VMR left this comment on my Fun Online Poll: "The MPC never set interest rates, they just followed 3 month Libor with a 1-2 month delay. As soon as they tried to control it, Libor went its own way. The MPC has no clothes."
Cutting and pasting the relevant data from The Bank of England's Statistical Interactive Database into a spreadsheet gives us the following chart comparing monthly averages of Three month LIBOR and the Official Base Rate since January 2000 (click to enlarge):The data on monthly average Three month LIBOR goes back to January 1978, the relationship seems to have held ever since then, having only broken down in the last year or so (click to enlarge):All the more reason to disband the Monetary Policy Committee, I suppose (currently slightly ahead on 40% of the votes).

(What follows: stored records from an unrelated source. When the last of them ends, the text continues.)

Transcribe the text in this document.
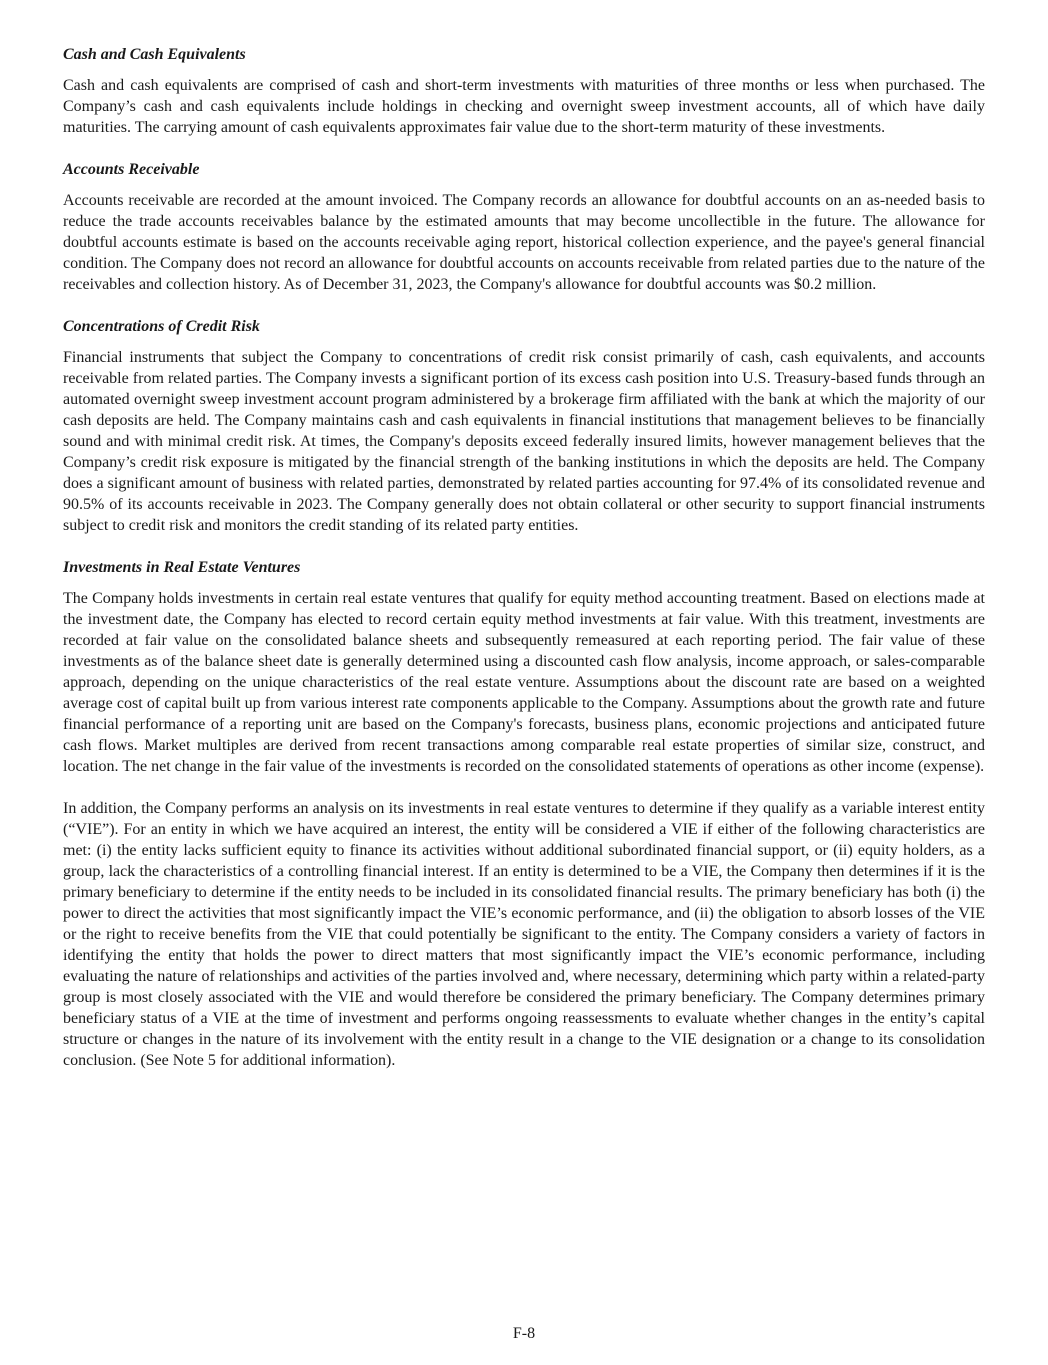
Cash and Cash Equivalents

Cash and cash equivalents are comprised of cash and short-term investments with maturities of three months or less when purchased. The Company’s cash and cash equivalents include holdings in checking and overnight sweep investment accounts, all of which have daily maturities. The carrying amount of cash equivalents approximates fair value due to the short-term maturity of these investments.

Accounts Receivable

Accounts receivable are recorded at the amount invoiced. The Company records an allowance for doubtful accounts on an as-needed basis to reduce the trade accounts receivables balance by the estimated amounts that may become uncollectible in the future. The allowance for doubtful accounts estimate is based on the accounts receivable aging report, historical collection experience, and the payee's general financial condition. The Company does not record an allowance for doubtful accounts on accounts receivable from related parties due to the nature of the receivables and collection history. As of December 31, 2023, the Company's allowance for doubtful accounts was $0.2 million.

Concentrations of Credit Risk

Financial instruments that subject the Company to concentrations of credit risk consist primarily of cash, cash equivalents, and accounts receivable from related parties. The Company invests a significant portion of its excess cash position into U.S. Treasury-based funds through an automated overnight sweep investment account program administered by a brokerage firm affiliated with the bank at which the majority of our cash deposits are held. The Company maintains cash and cash equivalents in financial institutions that management believes to be financially sound and with minimal credit risk. At times, the Company's deposits exceed federally insured limits, however management believes that the Company’s credit risk exposure is mitigated by the financial strength of the banking institutions in which the deposits are held. The Company does a significant amount of business with related parties, demonstrated by related parties accounting for 97.4% of its consolidated revenue and 90.5% of its accounts receivable in 2023. The Company generally does not obtain collateral or other security to support financial instruments subject to credit risk and monitors the credit standing of its related party entities.

Investments in Real Estate Ventures

The Company holds investments in certain real estate ventures that qualify for equity method accounting treatment. Based on elections made at the investment date, the Company has elected to record certain equity method investments at fair value. With this treatment, investments are recorded at fair value on the consolidated balance sheets and subsequently remeasured at each reporting period. The fair value of these investments as of the balance sheet date is generally determined using a discounted cash flow analysis, income approach, or sales-comparable approach, depending on the unique characteristics of the real estate venture. Assumptions about the discount rate are based on a weighted average cost of capital built up from various interest rate components applicable to the Company. Assumptions about the growth rate and future financial performance of a reporting unit are based on the Company's forecasts, business plans, economic projections and anticipated future cash flows. Market multiples are derived from recent transactions among comparable real estate properties of similar size, construct, and location. The net change in the fair value of the investments is recorded on the consolidated statements of operations as other income (expense).

In addition, the Company performs an analysis on its investments in real estate ventures to determine if they qualify as a variable interest entity (“VIE”). For an entity in which we have acquired an interest, the entity will be considered a VIE if either of the following characteristics are met: (i) the entity lacks sufficient equity to finance its activities without additional subordinated financial support, or (ii) equity holders, as a group, lack the characteristics of a controlling financial interest. If an entity is determined to be a VIE, the Company then determines if it is the primary beneficiary to determine if the entity needs to be included in its consolidated financial results. The primary beneficiary has both (i) the power to direct the activities that most significantly impact the VIE’s economic performance, and (ii) the obligation to absorb losses of the VIE or the right to receive benefits from the VIE that could potentially be significant to the entity. The Company considers a variety of factors in identifying the entity that holds the power to direct matters that most significantly impact the VIE’s economic performance, including evaluating the nature of relationships and activities of the parties involved and, where necessary, determining which party within a related-party group is most closely associated with the VIE and would therefore be considered the primary beneficiary. The Company determines primary beneficiary status of a VIE at the time of investment and performs ongoing reassessments to evaluate whether changes in the entity’s capital structure or changes in the nature of its involvement with the entity result in a change to the VIE designation or a change to its consolidation conclusion. (See Note 5 for additional information).

F-8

No wonder he's never around
24 minutes ago
13 comments:
Mark, are you suggesting that we simply have a base rate which tracks LIBOR, and thus aligned perfectly to the market?
V, I see no reason to have a base rate whatsoever. Not even LIBOR tracks the market perfectly, as it is actually a statistical measure. The rates that banks charge or pay their customers are market rates; the rates that the government pays on its bonds are market rates.
We don't need a 'base rate' as such. But we do need a rate at which the government - on our behalf - will lend money as the lender of last resort. This need not be one rate. I mean what rate would YOU require to lend to RBS? Or HSBC? Or BT?
Perhaps then the LOLR rate needs to be set with a spec for the risk that is assumed. That is 'we will lend at X% if we rate you as AAA but at y% if we rate you as BBB (or as z% [a very high number] if you are RBS).
Just a thought.
Would MPC decisions have been more "independent" if some of its members did not own their own homes!?!
They all had a vested interest in maintaining the asset price boom that afflicted Britain over the last ten years.
The Government has recently been looking for a new independent member of the MPC - I'm tempted to apply...
L, of course the BoE should set the LOLR for each bank at whatever the 'market rate' is, i.e. adjusted for risk and security.
S, excellent. I don't own a home and I have loads of cash, so I'd be a great counterweight. Where do I apply?
The BoE rate has proved to be completely misleading for most. The money markets may need some sort of guide though.
economicvoicedotcom
Mark, it's only paying £128k pa. The pension's ok though...
OK, That's MW and Snafu on the committee to represent the non-property owning interest. As the MW Party bank regulator I elect myself to the committee. The next meeting will be on Thursday. The agenda will be:
Agenda
1. Minutes of last meting
2. Discussion of the best and quickest way to hand interest rates over to market forces.
3. The closure of the MPC.
4. AOB
Right. That should do it.
L, seconded, agreed, sorted.
I'm surprised at how easy this whole government lark is.
MW - If you think government is easy you going to be really surprised when you find out how easy banking is - as long as you don't get clever and greedy.
Next meeting, getting rid of the LOLR role.
lol - you should seriously apply, and provide a link to your best (and relevant) stuff.
Very interesting graphs. It does perhaps suggest why as of late the base rate has failed to shift bank lending or interest rates.
However - is it just me, of did the massive recent cut at the end actually cause LIBOR to drop? - it looks like the OBR drops, then followed by the LIBOR.
From Jan 07 it looks like it could either be that LIBOR was over-responsive to OBR changes - just look at the spike after the OBR increased in about Apr 07. It then looks like it become unresponsive from Oct 07 to Jul 08, and then responds to it again after the huge cut. Do the events of the crisis bear this out in terms of events and gov policy, etc.?
AH, the time honoured relationship held until July or August 2007 - just before Northern Rock went pop - but we can assume that the banking insiders knew that something was afoot.
From that stage on, the government knew that the credit/house price bubble had burst. and so it doggedly reduced the OBR. LIBOR was stubbornly high at around 6% until October 2008, which is when the bank bail outs happened. From there on, the government could dictate what LIBOR ought to be.
Further, LIBOR is calculated as risk free rate plus risk premium. The risk free rate (deposits with Treasury) has gone down and down, but the risk premium has gone up, in other words the spread has widened to over 100 bps as at December 2008.
But LIBOR/OBR reductions have had relatively little impact on the rate charged for new mortgage loans, which is a true 'market' rate. The risk premium on mortgage loans gets bigger and bigger the more that lending banks realise the economy is going down the tubes and house prices are crashing.